We went to the coastal town of Comillas, in Cantabria, in the North of Spain for one reason only, to visit The Caprice designed by one of our favorite architects, Gaudi. He is an architectural genius who creates masterpieces and his attention to detail is second to none.
The owner Maximo Diaz de Quijano, a lawyer by profession and keen musician, asked Gaudi to design him a summer villa. This “small but comfortable” house was named The Caprice, which is a fast piece of music that breaks with the norms. The large variety of colours and the combination of numerous shapes, materials and textures that are on the outside of the house gave rise to the other name that Villa Quijano is better known by, “The Caprice”.
This Gaudi design does not incorporate any of the constructive ideas that would later bring fame to the artist. However, the young Gaudi, aged 31, did create an original and colourful work by combining brick, tiles, stone, slates and wrought iron, in a daring exercise inspired by Moorish, Mudejar and Oriental styles, which so influenced his early works.
The architect proposed a “u-shaped” floor around a south-facing greenhouse (conservatory) that would fulfil the function of being the centre of the house’s private activity.
Gaudi divided the house into three levels, the semi-basement, the main floor and the attic. The basement and attic were for the servants to use. The kitchen, the pantries, storage and the stables with coach house was in the basement. The rooms in the attic were divided into two sectors due to the living rooms double height and were used for the house staff’s bedrooms and the laundry room.
The central floor, the main floor, was for the exclusive use of its owner Diaz de Quijano. However, despite the importance of the house’s internal organisation and distribution, what is particularly striking is the decorative scheme used by the architect on the outside of the house. Gaudi actually designed the structure of The Caprice in quite a traditional way, very unlike a lot of his later works.
The house took two years to build and was finished in 1885. Very sadly, despite still being young, the owner died before being able to enjoy the fabulous house.
We particularly loved the two balconies on the Northside of the building which had ingenious canopy-benches to sit on. The ironwork is gorgeous and it’s so clever how the railings morph into the benches that hang out over the floor area of the balcony to make it more spacious.
There was a corridor running pretty much East to West which divided the rooms on the North (Living room, dining room, bathroom) from the greenhouse on the South.
Gaudi put log fireplaces in all the main rooms of the house and decorated them with tiles, iron and wood. We are always so mesmerized by architecture where every single element of the build was custom designed by the architect – from the woodwork to the door handles, the tiles on the fireplace, the light fittings, the stained glass – every single thing bespoke designed for this house. Can you imagine how much that would cost today?
In support of Quijano’s passion, Gaudi put musical motifs on window panes and a mechanism that made a sound when the windows were opened. These are stained glass windows with a sparrow on an organ and a dragonfly with guitar.

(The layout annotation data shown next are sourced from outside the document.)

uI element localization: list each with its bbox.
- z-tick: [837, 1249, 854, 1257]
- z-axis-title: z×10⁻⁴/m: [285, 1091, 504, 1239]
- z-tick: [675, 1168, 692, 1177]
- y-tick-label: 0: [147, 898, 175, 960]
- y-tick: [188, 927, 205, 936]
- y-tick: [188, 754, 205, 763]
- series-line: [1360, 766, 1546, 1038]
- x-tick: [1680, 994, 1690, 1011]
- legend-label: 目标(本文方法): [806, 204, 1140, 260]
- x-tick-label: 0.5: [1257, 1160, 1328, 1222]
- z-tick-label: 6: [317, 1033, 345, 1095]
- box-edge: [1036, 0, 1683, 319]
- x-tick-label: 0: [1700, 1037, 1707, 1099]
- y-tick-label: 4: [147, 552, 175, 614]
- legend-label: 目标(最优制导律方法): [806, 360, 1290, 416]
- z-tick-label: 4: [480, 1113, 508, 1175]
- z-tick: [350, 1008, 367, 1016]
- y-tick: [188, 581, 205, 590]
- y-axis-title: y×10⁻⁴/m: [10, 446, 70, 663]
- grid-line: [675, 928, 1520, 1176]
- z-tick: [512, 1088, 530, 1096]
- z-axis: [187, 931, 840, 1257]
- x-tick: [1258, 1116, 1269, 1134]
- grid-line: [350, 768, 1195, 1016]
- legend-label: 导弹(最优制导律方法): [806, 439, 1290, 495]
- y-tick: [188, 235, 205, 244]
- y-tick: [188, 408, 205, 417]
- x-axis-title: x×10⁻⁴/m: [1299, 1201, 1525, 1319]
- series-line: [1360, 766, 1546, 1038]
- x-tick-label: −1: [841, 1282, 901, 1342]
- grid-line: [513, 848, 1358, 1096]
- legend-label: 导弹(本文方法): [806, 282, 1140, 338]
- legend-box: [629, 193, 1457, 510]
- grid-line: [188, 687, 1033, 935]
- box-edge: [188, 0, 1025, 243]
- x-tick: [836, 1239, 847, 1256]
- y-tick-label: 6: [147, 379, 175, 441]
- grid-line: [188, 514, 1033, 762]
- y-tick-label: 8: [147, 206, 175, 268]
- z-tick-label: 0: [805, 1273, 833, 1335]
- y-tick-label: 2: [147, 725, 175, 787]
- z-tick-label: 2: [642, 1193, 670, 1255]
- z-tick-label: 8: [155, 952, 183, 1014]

Up in the attic, we found this beautiful high ceiling room. Which member of staff had this as a bedroom? Or maybe it was more like a staff dormitary.
And at the other part of the attic, we found this lovely furniture designed by Gaudi.
We had an absolutely fabulous time at The Caprice, which was one of Gaudi’s creations that we had not seen before. Everything about it was just beautiful including not too many other tourists getting in our way. Happy days.